Not jealous at all. But Culin was his responsibility, not the human’s. He reached to pick up the puppy–froze as the human stirred, groped restlessly, mumbled under his breath. One slender, long-fingered hand found Culin and settled protectively over the furry body; the muttering stopped, replaced by a snore almost too faint to hear, even for a Fae.
Just that quickly, Lasair realized that he was indeed jealous. But not of the human. Of Culin.
I want that hand on me.
He backed up quickly, almost falling over a chair he’d forgotten was there, catching himself, turning and hastening back to the bedchamber. It wasn’t until he was leaning against the far side of the closed door, head tipped back, eyes closed, trying to slow his breathing, that he started to curse. Under his breath, so as not to wake the human.
In the Realm, the Master of the Royal Fade-hounds had been held in awe. The hounds were terrifying to most Fae, a story told to misbehaving children, used as a method of execution by some Royals. Forces of nature with five-inch fangs, relentless hunters with a taste for blood. But to him, they had been like family. He had been ready to lay down his life for them, and he knew they would have done the same for him. Even little Culin, following him trustingly through the terror of transition.
His rapport with the hounds had been legendary.
When it came to Fae, on the other hand, he was a disgrace. He definitely had all the reflexes and instincts and hungers of his race, but if seduction was an art form among the Fae–which it most certainly was–then he himself had never passed much beyond sketching childish stick figures on the hearthstones with charcoal. In a culture where desire always came wrapped in layers on layers of enticement and mystery, no one knew what to make of a Fae who refused to play the kinds of games they were all born to play. As clumsy as one of his pups, they’d said, laughing. But clumsy he was not. He only wanted to be open about what he wanted.
He hadn’t realized until just now how much he’d hoped things would be different with the human. Hadn’t Fae had their way with humans whenever they wished, back in the time before the Sundering when the two races shared a world? There would be no need for the dance, the game. For once, surely, he was free to take what he wanted, what his body needed. All he had to do was do what he wished, be what he was and had always been. All would be well.
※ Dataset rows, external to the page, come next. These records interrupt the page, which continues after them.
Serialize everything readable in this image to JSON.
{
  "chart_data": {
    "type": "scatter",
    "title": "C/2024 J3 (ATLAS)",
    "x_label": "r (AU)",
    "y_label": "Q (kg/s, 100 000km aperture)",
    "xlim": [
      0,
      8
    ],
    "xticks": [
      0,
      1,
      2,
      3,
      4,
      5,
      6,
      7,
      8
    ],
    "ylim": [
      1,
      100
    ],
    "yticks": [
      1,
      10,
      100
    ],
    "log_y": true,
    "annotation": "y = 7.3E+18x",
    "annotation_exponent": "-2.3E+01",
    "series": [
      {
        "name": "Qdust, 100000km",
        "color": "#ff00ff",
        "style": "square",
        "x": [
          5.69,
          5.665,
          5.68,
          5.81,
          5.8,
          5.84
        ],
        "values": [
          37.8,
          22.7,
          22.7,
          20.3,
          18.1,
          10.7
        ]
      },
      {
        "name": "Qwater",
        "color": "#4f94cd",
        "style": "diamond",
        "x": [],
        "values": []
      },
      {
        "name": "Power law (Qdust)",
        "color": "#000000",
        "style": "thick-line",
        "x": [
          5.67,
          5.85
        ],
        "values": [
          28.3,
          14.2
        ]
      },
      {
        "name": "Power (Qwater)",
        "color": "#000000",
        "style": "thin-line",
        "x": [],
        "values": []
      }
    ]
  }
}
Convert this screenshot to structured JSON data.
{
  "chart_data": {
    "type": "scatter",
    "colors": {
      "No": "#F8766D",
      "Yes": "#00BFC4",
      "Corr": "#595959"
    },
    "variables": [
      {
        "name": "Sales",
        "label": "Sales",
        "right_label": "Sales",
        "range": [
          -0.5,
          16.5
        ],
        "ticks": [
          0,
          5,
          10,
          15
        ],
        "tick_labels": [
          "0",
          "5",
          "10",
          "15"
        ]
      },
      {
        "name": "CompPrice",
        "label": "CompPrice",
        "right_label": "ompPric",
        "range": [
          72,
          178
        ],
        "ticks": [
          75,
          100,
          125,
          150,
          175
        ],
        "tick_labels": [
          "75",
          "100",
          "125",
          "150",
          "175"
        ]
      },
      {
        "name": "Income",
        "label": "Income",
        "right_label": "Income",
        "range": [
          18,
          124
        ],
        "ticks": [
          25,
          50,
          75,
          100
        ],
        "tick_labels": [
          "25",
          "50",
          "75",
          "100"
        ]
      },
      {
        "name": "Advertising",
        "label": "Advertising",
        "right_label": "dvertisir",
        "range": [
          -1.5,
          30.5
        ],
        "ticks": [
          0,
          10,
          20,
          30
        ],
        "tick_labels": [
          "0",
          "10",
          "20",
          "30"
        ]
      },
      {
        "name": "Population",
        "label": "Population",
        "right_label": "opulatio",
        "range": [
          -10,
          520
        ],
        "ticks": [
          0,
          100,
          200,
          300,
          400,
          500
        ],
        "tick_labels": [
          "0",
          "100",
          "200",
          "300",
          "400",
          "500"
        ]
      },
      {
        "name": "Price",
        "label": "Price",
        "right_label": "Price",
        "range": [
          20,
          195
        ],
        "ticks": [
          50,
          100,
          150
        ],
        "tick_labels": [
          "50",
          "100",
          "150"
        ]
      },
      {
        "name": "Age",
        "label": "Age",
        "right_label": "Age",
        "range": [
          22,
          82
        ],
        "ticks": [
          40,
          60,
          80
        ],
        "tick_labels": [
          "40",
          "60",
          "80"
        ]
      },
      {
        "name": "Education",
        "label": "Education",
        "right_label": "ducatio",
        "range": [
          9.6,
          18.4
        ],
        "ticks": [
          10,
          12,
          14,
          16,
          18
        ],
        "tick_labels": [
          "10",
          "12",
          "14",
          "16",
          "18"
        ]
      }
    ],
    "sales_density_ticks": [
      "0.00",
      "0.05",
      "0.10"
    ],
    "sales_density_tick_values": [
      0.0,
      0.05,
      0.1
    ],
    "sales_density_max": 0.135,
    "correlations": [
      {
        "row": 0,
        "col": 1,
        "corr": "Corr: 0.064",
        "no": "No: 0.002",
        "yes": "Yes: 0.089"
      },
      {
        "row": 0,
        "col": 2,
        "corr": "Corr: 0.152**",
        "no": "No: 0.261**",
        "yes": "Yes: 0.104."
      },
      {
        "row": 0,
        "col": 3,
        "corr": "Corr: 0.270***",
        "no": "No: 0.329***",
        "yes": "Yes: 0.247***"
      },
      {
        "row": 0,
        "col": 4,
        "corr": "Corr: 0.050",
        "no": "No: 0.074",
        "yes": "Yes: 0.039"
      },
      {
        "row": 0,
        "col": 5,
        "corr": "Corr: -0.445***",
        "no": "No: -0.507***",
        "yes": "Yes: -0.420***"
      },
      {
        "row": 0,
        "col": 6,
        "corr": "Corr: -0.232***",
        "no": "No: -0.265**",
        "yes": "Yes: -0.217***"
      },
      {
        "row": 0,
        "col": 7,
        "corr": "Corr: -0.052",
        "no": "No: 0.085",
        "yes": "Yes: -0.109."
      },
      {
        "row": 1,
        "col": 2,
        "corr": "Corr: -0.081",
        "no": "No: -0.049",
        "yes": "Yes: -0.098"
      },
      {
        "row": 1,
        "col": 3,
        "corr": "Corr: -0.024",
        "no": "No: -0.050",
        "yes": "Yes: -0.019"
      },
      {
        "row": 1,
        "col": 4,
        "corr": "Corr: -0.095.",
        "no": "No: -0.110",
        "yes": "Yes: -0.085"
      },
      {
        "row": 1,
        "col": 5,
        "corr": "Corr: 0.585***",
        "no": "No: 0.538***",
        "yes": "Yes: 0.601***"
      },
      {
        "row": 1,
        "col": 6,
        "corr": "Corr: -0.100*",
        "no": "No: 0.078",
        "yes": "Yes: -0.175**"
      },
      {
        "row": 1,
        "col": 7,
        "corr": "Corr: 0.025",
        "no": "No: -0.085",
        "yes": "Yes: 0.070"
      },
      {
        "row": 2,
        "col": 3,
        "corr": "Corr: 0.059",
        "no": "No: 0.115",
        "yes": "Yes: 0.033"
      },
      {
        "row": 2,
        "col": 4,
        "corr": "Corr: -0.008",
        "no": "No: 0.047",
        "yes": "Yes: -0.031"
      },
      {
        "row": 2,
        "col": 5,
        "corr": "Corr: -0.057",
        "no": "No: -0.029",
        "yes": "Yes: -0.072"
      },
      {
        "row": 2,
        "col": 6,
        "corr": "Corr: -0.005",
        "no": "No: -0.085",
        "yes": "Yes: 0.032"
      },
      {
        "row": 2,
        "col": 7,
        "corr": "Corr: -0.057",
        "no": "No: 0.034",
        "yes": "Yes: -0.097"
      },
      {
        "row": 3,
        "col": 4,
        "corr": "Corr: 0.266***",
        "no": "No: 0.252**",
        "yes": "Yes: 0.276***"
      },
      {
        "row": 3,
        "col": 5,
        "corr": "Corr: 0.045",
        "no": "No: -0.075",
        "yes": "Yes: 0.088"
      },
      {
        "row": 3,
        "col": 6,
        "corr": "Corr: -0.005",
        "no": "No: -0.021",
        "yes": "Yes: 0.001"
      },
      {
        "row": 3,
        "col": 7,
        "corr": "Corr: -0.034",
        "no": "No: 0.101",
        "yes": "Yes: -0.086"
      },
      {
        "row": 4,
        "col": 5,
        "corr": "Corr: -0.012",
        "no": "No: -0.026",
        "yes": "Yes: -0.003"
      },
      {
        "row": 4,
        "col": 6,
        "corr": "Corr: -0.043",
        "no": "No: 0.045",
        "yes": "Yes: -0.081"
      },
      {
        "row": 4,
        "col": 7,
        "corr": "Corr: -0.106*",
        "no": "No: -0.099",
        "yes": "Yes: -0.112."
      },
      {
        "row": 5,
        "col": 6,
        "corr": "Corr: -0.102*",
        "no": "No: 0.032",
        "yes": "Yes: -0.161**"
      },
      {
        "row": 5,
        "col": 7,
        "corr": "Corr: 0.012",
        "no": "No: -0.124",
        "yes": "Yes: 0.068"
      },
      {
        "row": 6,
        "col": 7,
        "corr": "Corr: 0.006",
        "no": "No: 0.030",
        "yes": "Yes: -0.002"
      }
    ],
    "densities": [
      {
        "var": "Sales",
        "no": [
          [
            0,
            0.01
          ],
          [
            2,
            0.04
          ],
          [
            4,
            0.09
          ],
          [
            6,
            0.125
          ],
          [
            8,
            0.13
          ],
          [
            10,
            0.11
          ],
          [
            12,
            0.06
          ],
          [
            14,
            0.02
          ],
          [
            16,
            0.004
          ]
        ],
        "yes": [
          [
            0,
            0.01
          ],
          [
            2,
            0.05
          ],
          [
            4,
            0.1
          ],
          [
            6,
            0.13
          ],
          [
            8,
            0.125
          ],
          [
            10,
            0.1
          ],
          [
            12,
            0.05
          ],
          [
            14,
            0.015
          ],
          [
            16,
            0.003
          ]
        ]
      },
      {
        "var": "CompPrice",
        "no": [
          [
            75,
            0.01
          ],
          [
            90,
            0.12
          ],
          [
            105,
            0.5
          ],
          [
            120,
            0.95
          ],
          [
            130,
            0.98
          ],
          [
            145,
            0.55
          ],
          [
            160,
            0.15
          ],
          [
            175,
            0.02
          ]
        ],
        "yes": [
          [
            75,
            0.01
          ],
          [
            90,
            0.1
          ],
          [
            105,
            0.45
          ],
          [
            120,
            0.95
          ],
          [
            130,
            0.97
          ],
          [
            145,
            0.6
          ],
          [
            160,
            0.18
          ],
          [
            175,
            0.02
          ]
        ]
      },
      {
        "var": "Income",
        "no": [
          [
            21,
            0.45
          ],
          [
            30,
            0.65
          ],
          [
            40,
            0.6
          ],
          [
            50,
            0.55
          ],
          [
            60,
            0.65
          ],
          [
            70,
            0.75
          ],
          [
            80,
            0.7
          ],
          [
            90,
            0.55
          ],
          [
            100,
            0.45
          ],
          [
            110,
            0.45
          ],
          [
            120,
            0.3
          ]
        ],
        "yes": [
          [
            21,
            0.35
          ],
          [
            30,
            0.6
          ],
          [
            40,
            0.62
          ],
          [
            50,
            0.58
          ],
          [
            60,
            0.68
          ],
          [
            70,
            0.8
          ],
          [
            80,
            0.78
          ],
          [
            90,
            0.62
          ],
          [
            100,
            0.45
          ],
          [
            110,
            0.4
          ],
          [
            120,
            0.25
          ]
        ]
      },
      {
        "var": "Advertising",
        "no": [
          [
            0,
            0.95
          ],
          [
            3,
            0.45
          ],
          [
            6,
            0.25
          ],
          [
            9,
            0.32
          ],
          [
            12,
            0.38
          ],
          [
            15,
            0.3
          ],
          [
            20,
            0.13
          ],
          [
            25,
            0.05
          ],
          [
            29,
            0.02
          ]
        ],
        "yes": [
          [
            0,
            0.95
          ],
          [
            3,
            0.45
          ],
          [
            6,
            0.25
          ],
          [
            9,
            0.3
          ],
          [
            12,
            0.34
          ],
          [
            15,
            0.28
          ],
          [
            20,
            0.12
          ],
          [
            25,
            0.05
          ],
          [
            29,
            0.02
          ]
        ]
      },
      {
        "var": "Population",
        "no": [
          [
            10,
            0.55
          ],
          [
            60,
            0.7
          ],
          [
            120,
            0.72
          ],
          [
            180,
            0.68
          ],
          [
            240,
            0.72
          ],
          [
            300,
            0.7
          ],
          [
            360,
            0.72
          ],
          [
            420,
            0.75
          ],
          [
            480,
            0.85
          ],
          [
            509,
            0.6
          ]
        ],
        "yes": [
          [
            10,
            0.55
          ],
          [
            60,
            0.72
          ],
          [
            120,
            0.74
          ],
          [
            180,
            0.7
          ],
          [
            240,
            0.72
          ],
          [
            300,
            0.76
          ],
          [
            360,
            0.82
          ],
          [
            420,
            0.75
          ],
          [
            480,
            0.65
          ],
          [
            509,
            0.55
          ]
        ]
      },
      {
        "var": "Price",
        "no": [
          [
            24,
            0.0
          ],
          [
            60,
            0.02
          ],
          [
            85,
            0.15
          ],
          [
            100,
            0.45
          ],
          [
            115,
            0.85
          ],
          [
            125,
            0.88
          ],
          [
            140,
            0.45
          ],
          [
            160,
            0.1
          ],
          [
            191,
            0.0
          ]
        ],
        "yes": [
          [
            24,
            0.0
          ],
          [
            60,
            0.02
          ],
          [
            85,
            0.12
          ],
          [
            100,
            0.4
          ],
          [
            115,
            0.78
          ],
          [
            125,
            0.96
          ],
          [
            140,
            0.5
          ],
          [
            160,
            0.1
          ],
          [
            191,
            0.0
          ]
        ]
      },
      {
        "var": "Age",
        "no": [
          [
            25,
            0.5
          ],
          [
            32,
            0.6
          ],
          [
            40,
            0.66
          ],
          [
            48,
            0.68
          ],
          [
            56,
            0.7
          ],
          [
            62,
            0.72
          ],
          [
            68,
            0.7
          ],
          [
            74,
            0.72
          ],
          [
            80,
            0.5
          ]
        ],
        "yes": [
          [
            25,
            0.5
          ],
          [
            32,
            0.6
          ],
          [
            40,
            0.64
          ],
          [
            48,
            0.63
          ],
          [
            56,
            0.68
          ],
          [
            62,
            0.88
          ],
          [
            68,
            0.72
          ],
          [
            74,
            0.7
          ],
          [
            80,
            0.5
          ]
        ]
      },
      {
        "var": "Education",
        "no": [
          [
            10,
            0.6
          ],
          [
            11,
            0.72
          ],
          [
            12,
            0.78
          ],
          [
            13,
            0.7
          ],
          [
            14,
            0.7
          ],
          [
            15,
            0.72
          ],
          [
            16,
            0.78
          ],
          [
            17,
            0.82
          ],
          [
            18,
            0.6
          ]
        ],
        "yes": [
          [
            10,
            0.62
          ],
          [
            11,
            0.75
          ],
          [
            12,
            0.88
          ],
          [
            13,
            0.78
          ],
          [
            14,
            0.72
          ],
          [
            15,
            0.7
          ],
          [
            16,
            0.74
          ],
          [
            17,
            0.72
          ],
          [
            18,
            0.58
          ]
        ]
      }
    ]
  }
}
Except it wouldn’t. It wasn’t. For the first time, he saw at least in part the point of the rin’gcatha gríobhan, the labyrinthine dance. He still didn’t want to play the game for the sake of playing, for the style and the beauty and the craft of it, but neither did he want to simply wake the human up, roll him over, and take the pleasure he both needed and wanted. He wanted to smooth away the frown line that seemed to live between the human’s brows. He wanted to see the smile he knew the human hid, and he wanted to know he’d been the cause of the smiling. He wanted to find out if the scent of salt had come from human tears, and to make them stop.
There were a great many things Lasair wanted. None of which he had ever wanted before, and none of which he had the slightest idea how to get.
No. There was one thing he knew how to get. Knew very well. One of the many words as’Faein for self-pleasure was dara-láiv. Literally, it meant ‘second-hand’–the implication being that your partner had grown bored and left after one orgasm, and you were thus forced to rely on your own devices for the second.